I have no doubt that many would view having a complete breakdown, and having your life completely dismantled would be the worst thing that could ever happen in a persons life time. I know. I thought it for a long time as well and I can remember as a child hearing about people that had had ‘nervous breakdowns’ and understanding at a very young age that having a breakdown was something I should never do. But I did. Insanity became my new norm, along with the deep desire to want to die. Now I know this fall is the greatest gift I have ever been given.
What must happen in ones life to believe that the only choice you have left is to take your own life? How many times do you have to fail and fall before you can take no more? To no longer want to exist in your reality, no longer feel the love, joy, and excitement that life is. To feel that nobody in the whole world needs you, understands you, wants you, desires you or loves you for who you really are, and to believe that you are nothing but a disappointment and a failure to the people closest to you. It is without doubt the lonliest place anyone could ever find themselves.
There were many reasons why I had a breakdown but there were also many reasons I made the choice not to take my own life. At the time I was literally losing my mind, I was also firm in my belief and knowing that I was being directed to something ‘better’. Losing my mind, my body, my health, my family, my career, and my friends within a short space of time pushed me into a darkness I never believed was possible. I had known depression before, and for close to a decade I had navigated, medicated and managed the rocky terrain of living, working, studying, raising children, re-building my self and my life all with the heaviness of depression continuously weighing me down. In contrast that depression seemed like a walk in the park compared to what I have endured over the past three years. Now I know that decade of depression was getting me ready to battle the biggest fall of my life – those years were the stepping stones that taught me how to rise, how to pick myself up again and again. The difference now is that I have learnt to rise with an open heart and to turn away from fear. I do this not because I believe nothing bad will ever happen to me again, but because I know I can now get through anything simply because I have come back to who I really am. I am firm in my belief that I am enough just as I am, I am no longer buying into the old sad story that the world is against me.
Today, sitting here writing this it almost feels as though it happened to somebody else..(almost!). I feel so well, I feel so free and I feel beyond blessed that I found my way through to the other side. This knowing that I am so supported, connected and loved by a force much bigger than myself could never have occurred otherwise. This turning from fear to love would for me otherwise have remained undone.

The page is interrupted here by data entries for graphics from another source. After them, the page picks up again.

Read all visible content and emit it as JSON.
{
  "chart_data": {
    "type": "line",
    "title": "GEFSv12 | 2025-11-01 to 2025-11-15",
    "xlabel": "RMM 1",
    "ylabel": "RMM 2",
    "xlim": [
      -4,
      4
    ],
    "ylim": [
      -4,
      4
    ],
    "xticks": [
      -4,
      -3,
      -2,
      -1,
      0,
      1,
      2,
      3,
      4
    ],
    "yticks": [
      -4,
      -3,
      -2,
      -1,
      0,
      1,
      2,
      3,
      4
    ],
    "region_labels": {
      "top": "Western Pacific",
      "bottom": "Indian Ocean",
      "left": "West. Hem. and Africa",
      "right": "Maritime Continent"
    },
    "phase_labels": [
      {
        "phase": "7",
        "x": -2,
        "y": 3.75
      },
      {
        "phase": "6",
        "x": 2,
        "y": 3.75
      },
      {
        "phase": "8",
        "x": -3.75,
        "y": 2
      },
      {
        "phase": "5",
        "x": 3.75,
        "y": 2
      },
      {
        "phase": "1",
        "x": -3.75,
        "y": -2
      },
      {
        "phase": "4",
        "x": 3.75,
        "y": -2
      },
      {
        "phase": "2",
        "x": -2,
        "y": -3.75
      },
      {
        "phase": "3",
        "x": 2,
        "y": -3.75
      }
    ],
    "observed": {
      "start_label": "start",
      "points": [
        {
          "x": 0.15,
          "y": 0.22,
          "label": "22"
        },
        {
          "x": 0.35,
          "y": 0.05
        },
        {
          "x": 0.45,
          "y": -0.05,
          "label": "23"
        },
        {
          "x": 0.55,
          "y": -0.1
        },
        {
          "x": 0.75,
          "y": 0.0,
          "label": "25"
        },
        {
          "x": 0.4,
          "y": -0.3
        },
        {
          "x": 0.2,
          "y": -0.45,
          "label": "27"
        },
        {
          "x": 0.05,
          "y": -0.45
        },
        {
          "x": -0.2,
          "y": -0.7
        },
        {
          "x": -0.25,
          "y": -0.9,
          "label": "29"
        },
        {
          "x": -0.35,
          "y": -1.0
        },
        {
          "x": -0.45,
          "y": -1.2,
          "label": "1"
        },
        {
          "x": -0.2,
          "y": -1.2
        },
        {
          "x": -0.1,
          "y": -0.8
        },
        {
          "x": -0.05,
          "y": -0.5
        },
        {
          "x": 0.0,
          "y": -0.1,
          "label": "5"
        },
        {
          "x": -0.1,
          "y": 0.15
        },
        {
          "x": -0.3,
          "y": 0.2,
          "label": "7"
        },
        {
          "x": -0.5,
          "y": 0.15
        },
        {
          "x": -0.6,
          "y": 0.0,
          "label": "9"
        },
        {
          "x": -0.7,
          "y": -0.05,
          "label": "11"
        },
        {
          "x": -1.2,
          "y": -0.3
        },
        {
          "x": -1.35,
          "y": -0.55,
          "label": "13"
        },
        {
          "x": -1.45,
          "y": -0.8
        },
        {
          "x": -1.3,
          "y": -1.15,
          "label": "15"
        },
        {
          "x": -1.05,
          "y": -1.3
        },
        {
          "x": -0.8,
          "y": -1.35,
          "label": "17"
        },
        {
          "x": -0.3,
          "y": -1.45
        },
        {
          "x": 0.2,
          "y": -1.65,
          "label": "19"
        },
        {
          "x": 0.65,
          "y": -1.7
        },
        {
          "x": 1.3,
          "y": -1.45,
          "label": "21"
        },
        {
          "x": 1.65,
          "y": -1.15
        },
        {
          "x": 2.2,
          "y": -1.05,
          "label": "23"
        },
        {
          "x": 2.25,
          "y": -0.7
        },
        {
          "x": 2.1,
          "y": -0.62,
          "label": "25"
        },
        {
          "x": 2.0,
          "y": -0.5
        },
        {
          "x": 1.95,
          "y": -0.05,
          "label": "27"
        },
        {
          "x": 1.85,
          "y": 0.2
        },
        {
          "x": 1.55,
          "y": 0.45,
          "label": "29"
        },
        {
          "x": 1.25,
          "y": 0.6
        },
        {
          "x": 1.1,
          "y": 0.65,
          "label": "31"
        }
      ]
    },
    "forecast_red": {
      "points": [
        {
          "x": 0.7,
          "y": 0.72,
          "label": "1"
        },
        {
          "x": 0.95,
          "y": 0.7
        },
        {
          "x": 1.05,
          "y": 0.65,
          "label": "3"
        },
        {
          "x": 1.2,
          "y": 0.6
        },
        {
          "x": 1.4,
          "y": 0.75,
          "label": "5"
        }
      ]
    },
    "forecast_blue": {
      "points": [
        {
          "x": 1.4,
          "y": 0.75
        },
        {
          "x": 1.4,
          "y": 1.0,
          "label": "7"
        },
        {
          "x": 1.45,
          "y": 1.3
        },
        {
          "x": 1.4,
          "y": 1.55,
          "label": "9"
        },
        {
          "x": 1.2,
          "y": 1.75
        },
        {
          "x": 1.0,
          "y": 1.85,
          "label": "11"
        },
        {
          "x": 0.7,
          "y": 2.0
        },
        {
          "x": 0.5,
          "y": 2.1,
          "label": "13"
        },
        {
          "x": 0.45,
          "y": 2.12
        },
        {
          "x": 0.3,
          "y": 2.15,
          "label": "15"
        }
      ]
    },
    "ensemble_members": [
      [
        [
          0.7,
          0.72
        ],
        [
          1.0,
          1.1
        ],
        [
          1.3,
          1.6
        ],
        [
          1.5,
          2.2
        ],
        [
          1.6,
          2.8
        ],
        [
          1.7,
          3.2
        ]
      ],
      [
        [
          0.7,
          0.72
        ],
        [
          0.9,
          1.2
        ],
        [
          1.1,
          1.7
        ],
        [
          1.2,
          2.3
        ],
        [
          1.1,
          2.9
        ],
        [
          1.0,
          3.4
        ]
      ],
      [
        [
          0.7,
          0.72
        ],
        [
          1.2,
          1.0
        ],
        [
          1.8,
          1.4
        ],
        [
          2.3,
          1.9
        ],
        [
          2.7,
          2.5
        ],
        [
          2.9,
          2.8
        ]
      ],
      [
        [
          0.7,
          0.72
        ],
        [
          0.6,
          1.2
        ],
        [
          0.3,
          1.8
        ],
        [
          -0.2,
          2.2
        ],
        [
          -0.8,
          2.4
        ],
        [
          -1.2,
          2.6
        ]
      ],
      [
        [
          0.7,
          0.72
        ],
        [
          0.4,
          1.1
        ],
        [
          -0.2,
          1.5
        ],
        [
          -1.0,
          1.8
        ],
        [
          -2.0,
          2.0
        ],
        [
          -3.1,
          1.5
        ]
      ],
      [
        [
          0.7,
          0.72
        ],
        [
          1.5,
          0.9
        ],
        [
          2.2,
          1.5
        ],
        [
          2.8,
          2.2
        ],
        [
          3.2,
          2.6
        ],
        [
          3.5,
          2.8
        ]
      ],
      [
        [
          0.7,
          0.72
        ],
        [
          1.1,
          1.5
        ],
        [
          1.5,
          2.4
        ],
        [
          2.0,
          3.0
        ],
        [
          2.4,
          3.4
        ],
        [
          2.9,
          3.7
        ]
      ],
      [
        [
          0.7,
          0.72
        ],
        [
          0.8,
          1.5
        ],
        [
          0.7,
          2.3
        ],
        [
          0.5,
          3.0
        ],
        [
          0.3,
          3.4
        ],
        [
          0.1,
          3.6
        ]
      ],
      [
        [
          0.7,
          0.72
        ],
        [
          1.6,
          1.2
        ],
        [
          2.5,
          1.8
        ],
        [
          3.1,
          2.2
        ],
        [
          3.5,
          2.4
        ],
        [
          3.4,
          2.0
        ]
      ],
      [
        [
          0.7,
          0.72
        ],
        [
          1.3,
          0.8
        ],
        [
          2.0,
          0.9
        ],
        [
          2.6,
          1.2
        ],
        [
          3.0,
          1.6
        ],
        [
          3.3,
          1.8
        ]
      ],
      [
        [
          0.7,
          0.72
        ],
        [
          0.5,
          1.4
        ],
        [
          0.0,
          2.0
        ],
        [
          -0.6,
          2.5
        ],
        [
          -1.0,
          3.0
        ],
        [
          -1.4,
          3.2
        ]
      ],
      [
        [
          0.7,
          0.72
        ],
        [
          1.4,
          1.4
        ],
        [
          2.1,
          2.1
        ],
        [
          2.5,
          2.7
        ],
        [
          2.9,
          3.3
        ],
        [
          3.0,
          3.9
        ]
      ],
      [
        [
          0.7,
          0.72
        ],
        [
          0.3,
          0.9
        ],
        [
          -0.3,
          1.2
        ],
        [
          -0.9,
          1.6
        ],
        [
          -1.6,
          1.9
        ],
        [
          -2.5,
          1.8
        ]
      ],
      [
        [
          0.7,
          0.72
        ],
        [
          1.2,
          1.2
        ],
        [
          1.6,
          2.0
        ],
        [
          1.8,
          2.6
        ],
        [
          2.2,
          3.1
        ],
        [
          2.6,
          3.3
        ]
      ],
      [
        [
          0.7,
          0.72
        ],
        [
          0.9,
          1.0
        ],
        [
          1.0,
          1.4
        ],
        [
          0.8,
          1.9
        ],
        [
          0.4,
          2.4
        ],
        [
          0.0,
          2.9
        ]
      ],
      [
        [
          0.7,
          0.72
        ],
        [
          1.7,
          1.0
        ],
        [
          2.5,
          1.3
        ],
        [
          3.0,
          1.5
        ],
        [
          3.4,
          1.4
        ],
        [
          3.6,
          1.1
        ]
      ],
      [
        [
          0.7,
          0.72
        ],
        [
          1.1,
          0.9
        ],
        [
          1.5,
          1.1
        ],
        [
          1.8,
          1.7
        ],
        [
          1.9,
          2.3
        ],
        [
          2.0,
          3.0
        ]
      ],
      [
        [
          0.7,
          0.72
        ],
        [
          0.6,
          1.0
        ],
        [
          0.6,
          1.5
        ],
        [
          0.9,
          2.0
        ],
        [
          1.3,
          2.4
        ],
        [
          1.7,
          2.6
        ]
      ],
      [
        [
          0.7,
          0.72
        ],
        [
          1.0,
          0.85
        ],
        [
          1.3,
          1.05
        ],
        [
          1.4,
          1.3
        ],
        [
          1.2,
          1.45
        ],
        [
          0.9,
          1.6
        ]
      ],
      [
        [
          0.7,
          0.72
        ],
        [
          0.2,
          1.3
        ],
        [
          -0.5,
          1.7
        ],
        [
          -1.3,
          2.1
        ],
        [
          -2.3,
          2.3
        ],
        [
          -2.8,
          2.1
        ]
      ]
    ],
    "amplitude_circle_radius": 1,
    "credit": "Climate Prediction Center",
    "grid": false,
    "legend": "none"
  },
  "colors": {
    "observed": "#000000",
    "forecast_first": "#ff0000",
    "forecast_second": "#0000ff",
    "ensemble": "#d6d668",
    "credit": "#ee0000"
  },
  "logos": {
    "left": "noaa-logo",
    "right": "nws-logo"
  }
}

My breakdown was the catalyst for changing my life and essentially changing the person that I was. I can’t go back to living my life the way I used to. Working in a job that I didn’t particularly enjoy (but I convinced myself that it was fine because it payed well and there was a certain amount of prestige with it- hello ego!!), feeling constantly tired and fatigued and battling with health issues (and believing it was a normal part of growing older), always rushing and busy, overstretched (yet never feeling like I was doing anything well and never feeling fully present), struggling with money and always feeling broke (despite earning the most I had ever earned), and never feeling fully connected to those around me (I had shut my heart off because I was carrying so much pain and hurt from my past. It was easier to put my guard up and try to protect myself rather than open to others).
This morning I read this quote from Brene Brown and it resonated..deeply.
There is no greater threat to the critics, the cynics and fearmongers than a woman who is willing to fall because she has learned how to rise.
I read it and I felt it..the words resonating from deep within. I know I’ve fallen, and I know I’ve risen to levels I never thought possible. But the rising hasn’t just happened now, I didn’t wake up one morning and say ‘Yep I’ve made it, I’ve risen once again’. This rising was a slow and challenging process where it felt like I lost myself over and over again. Rising happened the moment I made the decision to not take my own life, it happened the moment I decided to confront and feel the pain I had been holding on to for a lifetime, it happened when I made the commitment to no longer betray myself, to learn to finally love and respect myself, when I made the decision to do whatever I needed to do to return to the me that I really am. I rose when I looked for the light amongst the darkness. I rose when I stayed committled to believing that the Universe has me cradled securely within its grips. Rising feels like strength, like truth and like real courage. But at the time it felt like nakedness and absolute vulnerability. Many times it felt like weakness.
I rise- not because I feel as though I have to prove myself after my falling but rather because rising for me means coming back to the truth of who I really am – who God intended me to be- and for me there is no greater achievement in life than that.
Every day I make the choice to continue to rise. Rising for me comes from the most basic of choices I make…the food I eat, the way I move my body, the way I talk to myself, the way I speak and interact to others around me, the daily choices that I make that will either benefit me or hinder me, the time I put myself to bed, the way I allow other peoples actions to affect me. Its all a form of rising. Its all a form of LOVE.